Nunca nos gustó que Sheila fuera pelirroja, ni que tuviera pecas, ni que fuera la única que calzaba unos radiantes zapatos nuevos cada seis meses, ni que fuera dueña del estuche de colores más impresionante que jamás habíamos visto.

Las niñas también sabemos ser crueles, la gotita de condición humana que lleva una dosis de envidia llevaba ya algunos años corriendo por nuestras venas. Por las mías, al menos.

Para desgracia de Sheila, su madre tenía una pescadería, un local en un mercado del centro. Así que además de todo, los lunes, la pobre Sheila olía a pescado; supongo que pasaba los fines de semana con su madre trabajando. Es impresionante cómo el olor del pescado se resiste a abandonar la piel por más que la ropa esté limpia y haya muchos baños de por medio.

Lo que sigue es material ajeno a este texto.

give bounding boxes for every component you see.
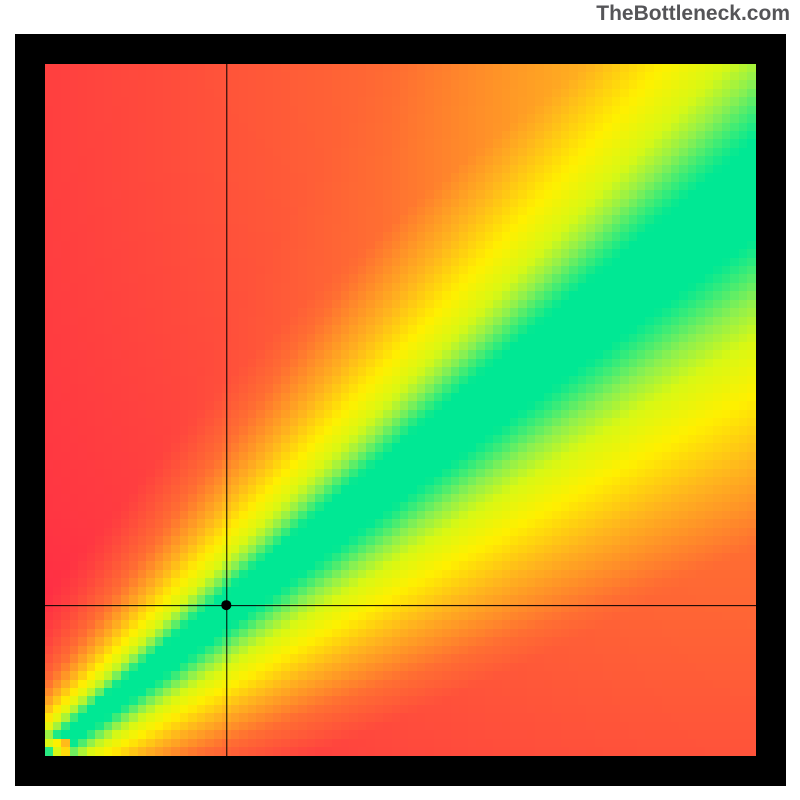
heatmap-canvas: [45, 64, 756, 756]
plot-area: [45, 64, 756, 756]
chart-container: TheBottleneck.com: [0, 0, 800, 800]
plot-frame: [15, 34, 786, 786]
attribution-text: TheBottleneck.com: [596, 2, 790, 26]
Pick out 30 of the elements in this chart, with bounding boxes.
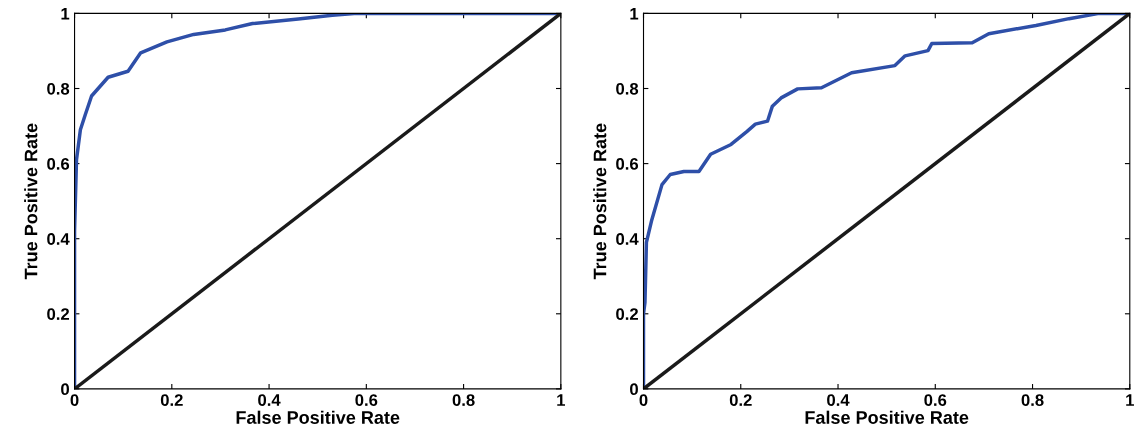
y-tick-label: 0.8	[47, 82, 70, 95]
y-tick-label: 0.4	[616, 233, 639, 245]
x-tick-label: 0.6	[924, 394, 947, 406]
y-tick-label: 0.8	[616, 82, 639, 95]
y-tick-label: 0.6	[616, 158, 639, 170]
y-tick-label: 0.4	[47, 233, 70, 245]
line-series	[643, 13, 1130, 389]
y-tick-label: 0.2	[616, 308, 638, 320]
x-tick-label: 1	[557, 394, 566, 406]
x-tick-label: 0	[70, 394, 79, 406]
line-series	[74, 13, 561, 389]
x-axis-title: False Positive Rate	[236, 410, 400, 424]
y-axis-title: True Positive Rate	[593, 123, 607, 280]
x-tick-label: 1	[1126, 394, 1134, 406]
y-tick-label: 1	[630, 7, 639, 20]
y-tick-label: 0.6	[47, 158, 70, 170]
x-tick-label: 0.6	[355, 394, 378, 406]
y-tick-label: 0	[61, 383, 70, 396]
x-axis-title: False Positive Rate	[805, 410, 969, 424]
y-tick-label: 1	[61, 7, 70, 20]
x-tick-label: 0.8	[1021, 394, 1044, 406]
x-tick-label: 0.4	[258, 394, 281, 406]
x-tick-label: 0.2	[160, 394, 183, 406]
y-tick-label: 0.2	[47, 308, 70, 320]
x-tick-label: 0.2	[729, 394, 752, 406]
x-tick-label: 0	[639, 394, 648, 406]
x-tick-label: 0.4	[827, 394, 850, 406]
y-tick-label: 0	[630, 383, 638, 396]
x-tick-label: 0.8	[452, 394, 475, 406]
y-axis-title: True Positive Rate	[24, 123, 38, 280]
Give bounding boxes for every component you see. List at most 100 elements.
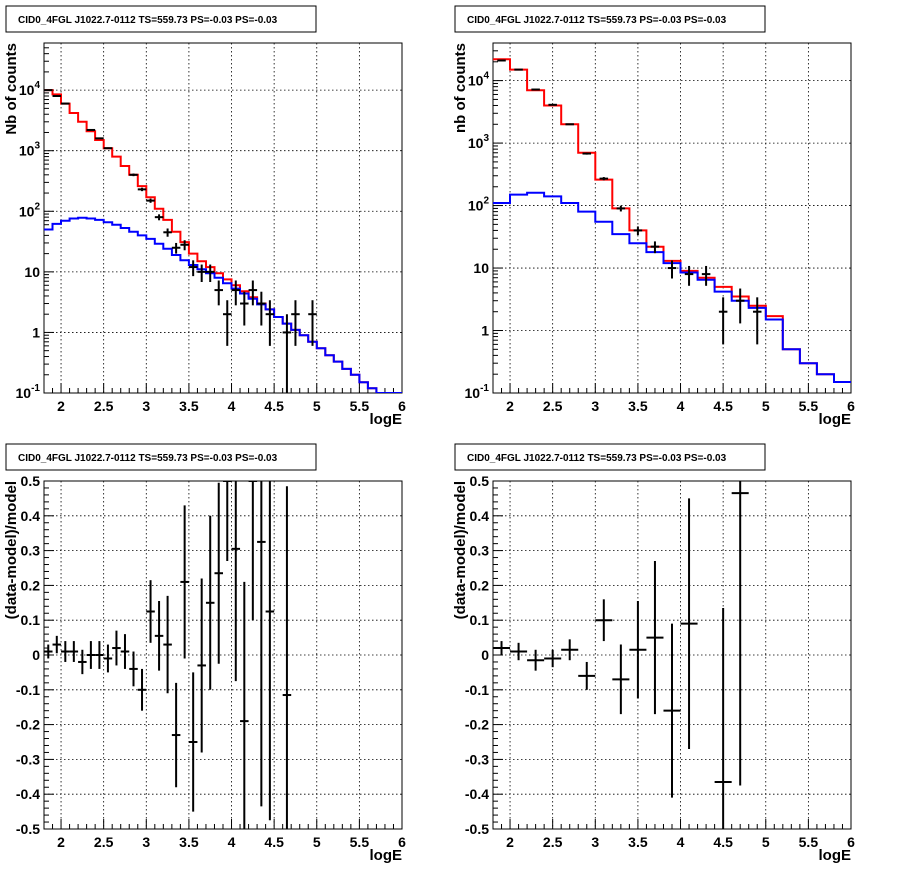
x-tick-label: 5 — [313, 834, 321, 850]
y-tick-label: -0.1 — [16, 682, 40, 698]
x-tick-label: 5.5 — [799, 398, 819, 414]
x-axis-title: logE — [819, 847, 852, 864]
plot-area — [493, 58, 851, 383]
chart-title: CID0_4FGL J1022.7-0112 TS=559.73 PS=-0.0… — [18, 15, 278, 26]
series-1-line — [44, 89, 402, 393]
x-tick-label: 5 — [313, 398, 321, 414]
x-tick-label: 5.5 — [350, 398, 370, 414]
x-tick-label: 2.5 — [543, 398, 563, 414]
x-tick-label: 2 — [57, 834, 65, 850]
y-tick-label: -0.2 — [465, 717, 489, 733]
y-tick-label: 0.4 — [21, 508, 41, 524]
x-tick-label: 3.5 — [179, 834, 199, 850]
chart-title: CID0_4FGL J1022.7-0112 TS=559.73 PS=-0.0… — [18, 453, 278, 464]
x-tick-label: 4.5 — [713, 834, 733, 850]
x-tick-label: 2 — [506, 834, 514, 850]
series-2-errorbars — [500, 481, 742, 829]
y-axis-title: nb of counts — [452, 43, 469, 133]
x-axis-title: logE — [370, 411, 403, 428]
x-tick-label: 4 — [228, 398, 236, 414]
title-box — [454, 443, 766, 471]
x-tick-label: 3.5 — [179, 398, 199, 414]
x-tick-label: 5.5 — [799, 834, 819, 850]
title-box — [5, 443, 317, 471]
y-axis-title: (data-model)/model — [452, 481, 469, 619]
plot-frame — [43, 42, 403, 394]
y-tick-label: -0.1 — [465, 682, 489, 698]
x-tick-label: 4.5 — [264, 398, 284, 414]
y-ticks — [44, 42, 54, 394]
y-ticks — [44, 480, 54, 830]
x-ticks — [43, 819, 403, 829]
y-tick-label: 1 — [481, 323, 489, 339]
x-tick-label: 4 — [677, 398, 685, 414]
y-ticks — [493, 42, 503, 394]
x-tick-label: 2 — [506, 398, 514, 414]
y-tick-label: -0.5 — [465, 821, 489, 837]
y-ticks — [493, 480, 503, 830]
title-box — [5, 5, 317, 33]
x-tick-label: 5 — [762, 834, 770, 850]
y-tick-label: -0.3 — [16, 751, 40, 767]
y-tick-label: -0.3 — [465, 751, 489, 767]
title-box — [454, 5, 766, 33]
series-1-errorbars — [493, 492, 749, 784]
y-tick-label: 0.2 — [21, 577, 41, 593]
series-2-line — [493, 191, 851, 383]
x-tick-label: 6 — [398, 834, 406, 850]
y-tick-label: 0.5 — [21, 473, 41, 489]
x-tick-label: 6 — [847, 834, 855, 850]
y-tick-label: 0.3 — [21, 543, 41, 559]
y-tick-label: 0 — [481, 647, 489, 663]
x-tick-label: 2.5 — [94, 398, 114, 414]
grid — [44, 43, 402, 393]
x-axis-title: logE — [370, 847, 403, 864]
x-tick-label: 3 — [591, 398, 599, 414]
x-tick-label: 3.5 — [628, 834, 648, 850]
x-ticks — [492, 383, 852, 393]
y-tick-label: 0.4 — [470, 508, 490, 524]
y-tick-label: 104 — [468, 71, 490, 89]
y-tick-label: 1 — [32, 324, 40, 340]
series-3-errorbars — [44, 89, 317, 393]
y-tick-label: 0.1 — [21, 612, 41, 628]
y-tick-label: 0.1 — [470, 612, 490, 628]
y-tick-label: -0.4 — [465, 786, 489, 802]
x-tick-label: 5.5 — [350, 834, 370, 850]
y-tick-label: -0.5 — [16, 821, 40, 837]
chart-panel-1: 2 2.5 3 3.5 4 4.5 5 5.5 6 10-1 1 10 102 103 104 logE Nb … — [3, 5, 406, 428]
x-tick-label: 3.5 — [628, 398, 648, 414]
y-tick-label: 103 — [468, 133, 490, 151]
x-tick-label: 5 — [762, 398, 770, 414]
y-tick-label: 10-1 — [465, 383, 490, 401]
y-tick-label: 10-1 — [16, 383, 41, 401]
plot-frame — [492, 42, 852, 394]
series-1-errorbars — [44, 481, 292, 829]
y-tick-label: 102 — [19, 201, 41, 219]
x-tick-label: 3 — [142, 398, 150, 414]
x-tick-label: 4 — [228, 834, 236, 850]
y-tick-label: 0.5 — [470, 473, 490, 489]
series-3-errorbars — [497, 59, 762, 345]
x-tick-label: 2 — [57, 398, 65, 414]
chart-panel-2: 2 2.5 3 3.5 4 4.5 5 5.5 6 10-1 1 10 102 103 104 logE nb … — [452, 5, 855, 428]
y-axis-title: (data-model)/model — [3, 481, 20, 619]
chart-panel-3: 2 2.5 3 3.5 4 4.5 5 5.5 6 -0.5 -0.4 -0.3 -0.2 -0.1 0 0.… — [3, 443, 406, 864]
y-tick-label: 104 — [19, 80, 41, 98]
plot-area — [44, 481, 292, 829]
y-tick-label: 10 — [473, 260, 489, 276]
x-ticks — [492, 819, 852, 829]
y-tick-label: 0 — [32, 647, 40, 663]
series-1-line — [493, 58, 851, 383]
chart-title: CID0_4FGL J1022.7-0112 TS=559.73 PS=-0.0… — [467, 15, 727, 26]
chart-panel-4: 2 2.5 3 3.5 4 4.5 5 5.5 6 -0.5 -0.4 -0.3 -0.2 -0.1 0 0.… — [452, 443, 855, 864]
x-tick-label: 6 — [398, 398, 406, 414]
plot-area — [44, 89, 402, 393]
y-tick-label: 10 — [24, 264, 40, 280]
plot-area — [493, 481, 749, 829]
y-tick-label: 102 — [468, 196, 490, 214]
x-tick-label: 3 — [142, 834, 150, 850]
x-tick-label: 4.5 — [713, 398, 733, 414]
x-tick-label: 2.5 — [94, 834, 114, 850]
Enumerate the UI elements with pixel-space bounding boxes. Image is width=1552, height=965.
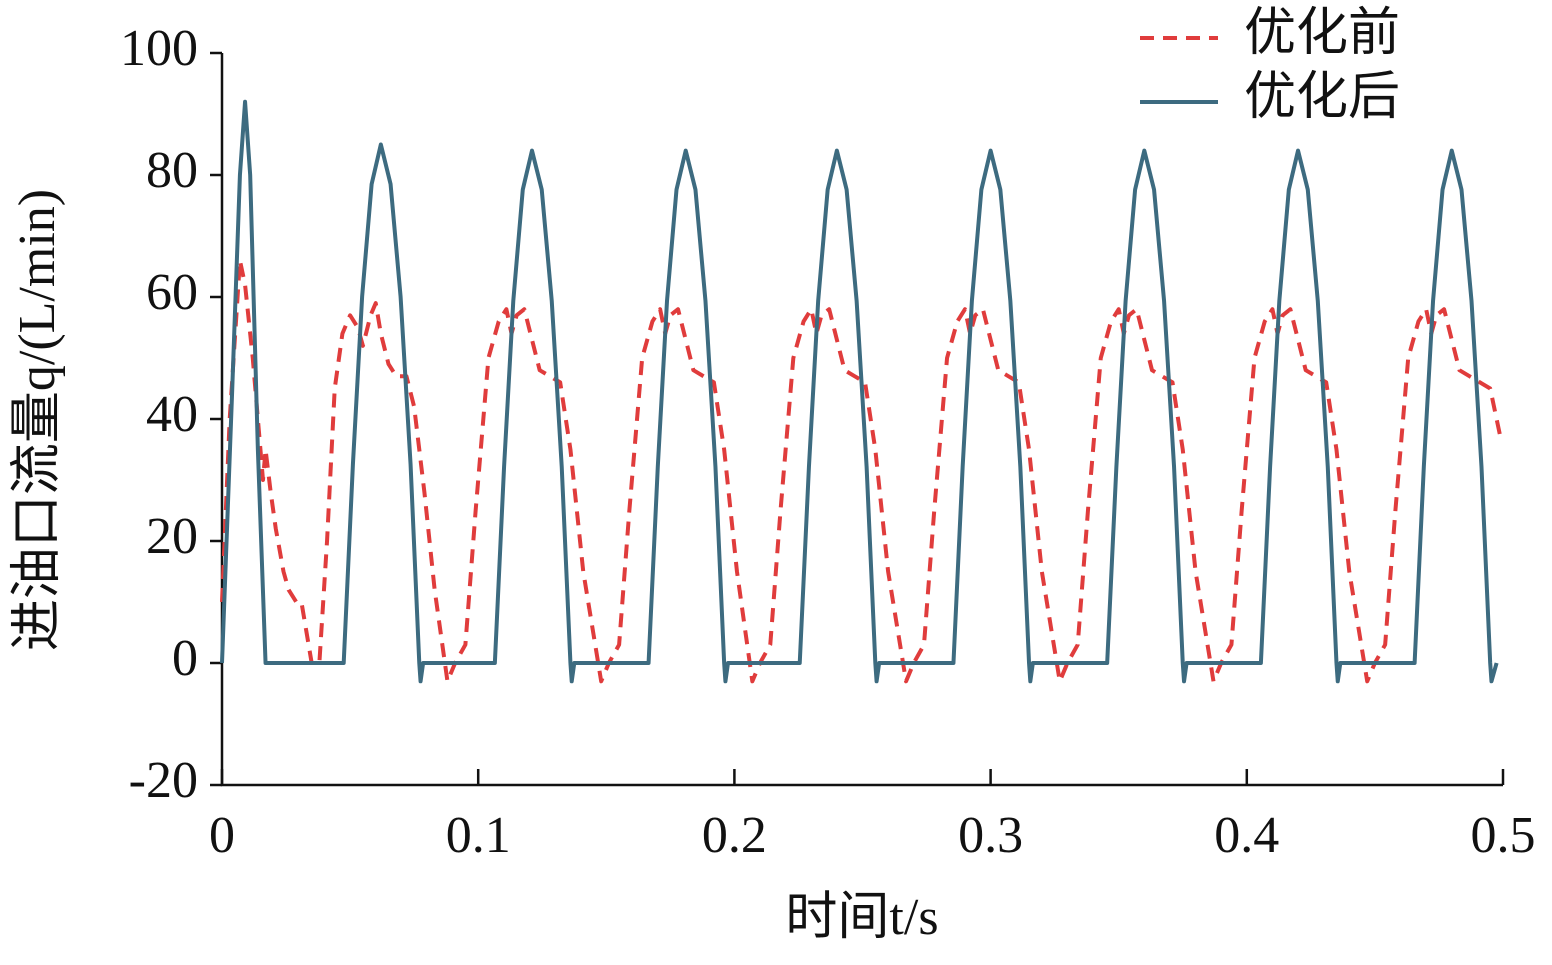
y-tick-label: 20 [146,508,198,565]
x-axis-label: 时间t/s [785,889,938,946]
x-tick-label: 0.5 [1471,807,1536,864]
x-tick-label: 0.4 [1214,807,1279,864]
y-tick-label: 80 [146,142,198,199]
y-tick-label: 100 [120,20,198,77]
y-tick-label: -20 [129,752,198,809]
series-line [220,99,1499,684]
y-tick-label: 40 [146,386,198,443]
x-tick-label: 0.1 [446,807,511,864]
legend-label: 优化前 [1244,5,1400,62]
y-tick-label: 60 [146,264,198,321]
x-tick-label: 0 [209,807,235,864]
y-tick-label: 0 [172,630,198,687]
x-tick-label: 0.3 [958,807,1023,864]
series-line [220,258,1503,684]
legend-label: 优化后 [1244,69,1400,126]
x-tick-label: 0.2 [702,807,767,864]
y-axis-label: 进油口流量q/(L/min) [9,189,66,651]
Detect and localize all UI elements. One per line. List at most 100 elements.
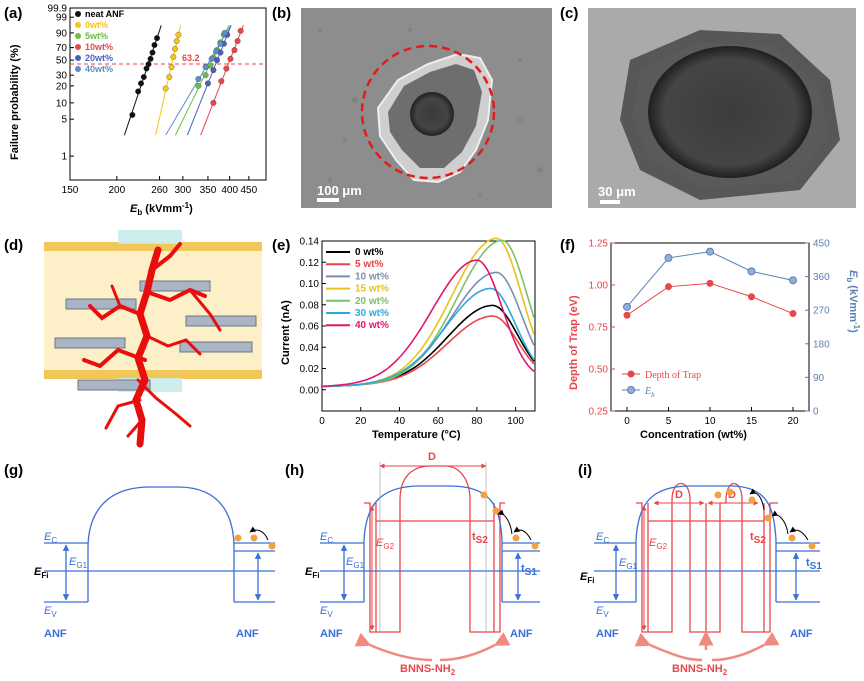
f-ltick-label: 0.75 [589,323,609,334]
a-xtick-label: 260 [151,185,168,196]
schematic-d-nanosheets [54,280,257,391]
chart-a-ylabel: Failure probability (%) [9,44,21,160]
h-bnns-label: BNNS-NH2 [400,663,456,677]
a-point-5 [202,64,209,71]
a-point-3 [218,78,225,85]
a-ytick-label: 99 [56,13,68,24]
chart-a-xticks: 150 200 260 300 350 400 450 [62,176,258,196]
e-ytick-label: 0.06 [300,322,320,333]
a-legend-label-1: 0wt% [85,20,108,30]
sem-c-rim [588,8,856,208]
schematic-d-top-electrode [44,242,262,251]
g-barrier [87,486,235,602]
a-point-3 [234,38,241,44]
panel-label-b: (b) [272,5,291,22]
e-curve-3 [321,237,535,388]
a-point-3 [237,27,244,34]
a-ytick-label: 50 [56,56,68,67]
a-point-5 [195,76,202,82]
f-xtick-label: 10 [704,416,716,427]
a-point-0 [145,61,152,68]
a-ytick-label: 5 [61,115,67,126]
sem-b-texture [318,28,543,197]
a-point-0 [135,88,142,95]
i-ec-label: EC [596,531,609,545]
h-eg1-label: EG1 [346,556,365,570]
g-anf-right: ANF [236,628,259,640]
a-legend-marker-5 [75,66,81,72]
a-point-1 [168,64,175,71]
i-bnns-arrow-left [634,632,703,662]
f-eb-point [789,276,797,285]
f-trap-point [623,311,631,319]
chart-f-xticks: 0 5 10 15 20 [624,407,799,427]
chart-e-legend: 0 wt%5 wt%10 wt% 15 wt%20 wt%30 wt%40 wt% [326,247,389,331]
e-ytick-label: 0.02 [300,364,320,375]
f-xtick-label: 15 [746,416,758,427]
f-rtick-label: 360 [813,272,830,283]
i-hop-arrow-1 [789,526,809,541]
schematic-d-top-contact [118,230,182,244]
sem-b-hole [410,92,454,136]
a-xtick-label: 400 [221,185,238,196]
a-point-5 [213,48,220,55]
legend-f-trap-label: Depth of Trap [645,370,701,381]
panel-label-d: (d) [4,237,23,254]
chart-f-xlabel: Concentration (wt%) [640,429,747,441]
i-bnns-arrow-right [711,631,780,662]
h-efi-label: EFi [305,566,319,580]
i-efi-label: EFi [580,571,594,585]
chart-f-left-ticks: 0.25 0.50 0.75 1.00 1.25 [589,239,615,418]
a-point-1 [170,53,177,60]
f-xtick-label: 0 [624,416,630,427]
h-bnns-arrow-left [354,632,433,662]
chart-a-frame [69,7,267,181]
chart-e-xticks: 0 20 40 60 80 100 [319,407,524,427]
f-rtick-label: 90 [813,373,825,384]
h-anf-barrier [363,485,503,602]
panel-label-i: (i) [578,462,592,479]
a-point-3 [231,47,238,54]
a-point-3 [210,99,217,106]
chart-e: 0.00 0.02 0.04 0.06 0.08 0.10 0.12 0.14 0 20 40 60… [280,237,536,441]
e-xtick-label: 60 [433,416,445,427]
panel-label-h: (h) [285,462,304,479]
a-point-1 [172,45,179,52]
sem-b-highlight-circle [360,44,496,180]
f-eb-point [747,267,756,276]
a-point-4 [204,80,211,87]
schematic-d [44,230,262,448]
a-fit-line-0 [123,25,162,136]
chart-e-yticks: 0.00 0.02 0.04 0.06 0.08 0.10 0.12 0.14 [300,237,326,396]
i-electrons [714,488,816,550]
sem-c-hole [648,46,812,178]
f-ltick-label: 1.00 [589,281,609,292]
e-ytick-label: 0.04 [300,343,320,354]
i-ts1-label: tS1 [806,557,822,572]
i-hop-arrow-2 [771,510,789,535]
sem-c-scale-label: 30 μm [598,184,636,199]
i-ts2-label: tS2 [750,531,766,546]
chart-f: 0.25 0.50 0.75 1.00 1.25 0 90 180 270 360 450 0 5 1… [568,239,861,442]
f-trap-line [626,282,794,316]
a-legend-marker-3 [75,44,81,50]
i-bnns-label: BNNS-NH2 [672,663,728,677]
e-curve-1 [321,315,535,388]
i-eg2-label: EG2 [649,537,668,551]
a-point-4 [214,57,220,64]
f-ltick-label: 0.50 [589,365,609,376]
a-ytick-label: 99.9 [48,4,68,15]
a-point-0 [138,80,144,87]
e-legend-label-5: 30 wt% [355,308,389,319]
e-ytick-label: 0.14 [300,237,320,248]
f-rtick-label: 0 [813,407,819,418]
e-curve-6 [321,259,535,388]
chart-a-632-label: 63.2 [182,53,200,63]
h-ts1-label: tS1 [521,563,537,578]
schematic-d-bottom-electrode [44,370,262,379]
e-xtick-label: 40 [394,416,406,427]
a-xtick-label: 350 [200,185,217,196]
e-legend-label-6: 40 wt% [355,320,389,331]
f-ltick-label: 1.25 [589,239,609,250]
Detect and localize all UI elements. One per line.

Nos solazábamos molestándola, diciéndole cosas horribles, arrugando la nariz al pasar junto a ella. “Sheila es un charal”, “apestas”, “en tu casa no conocen el agua”. Ella aguantaba estoica, pero cuando nos metíamos con su madre invariablemente terminaba llorando: “seguro tu mamá tampoco se baña”, esa solía ser la estocada final con la que levantábamos nuestro pequeño y miserable triunfo sobre ella.

Una mañana la maestra de Español nos asignó como compañeras de trabajo para un proyecto. Una de las dos debía hacer una ilustración y la otra escribir una historia inspirada en el dibujo.

A regañadientes me senté junto a ella y le dije, sin consultar, que yo escribiría y que ella haría el dibujo. Punto. Aquella decisión disfrazada de aplomo venía de una inseguridad mía, desde luego, yo no tenía un estuche de colores tan lindo como el de ella. Movió la cabeza afirmando.

Entonces sacó su espectacular estuche Prismacolor y lo extendió frente a mí, yo hice como que no me impresionaba ese abanico colorido que para cualquiera de nosotras significaba el paraíso. Sheila escogió el color blanco, eso me intrigó. Luego me preguntó si me parecía bien que dibujara a una mujer, a una modelo de pasarela. Yo me encogí de hombros pero por dentro me consumía, ¿quién empieza un dibujo con color blanco?

Entonces presencié, no lo supe entonces pero lo sé ahora, el milagro de ver a una niña desplegando su talento, su vocación, aquello para lo que nació en la vida. Con unos trazos nada infantiles delineó a su modelo de pasarela usando el color blanco. Luego fue pintando los brazos y el rostro con ese que llamábamos color carne, después le diseñó un vestido rojo alucinante sobre el cuerpo y una cabellera también roja y rizada, desde luego, como la suya. A mí se me caía la baba.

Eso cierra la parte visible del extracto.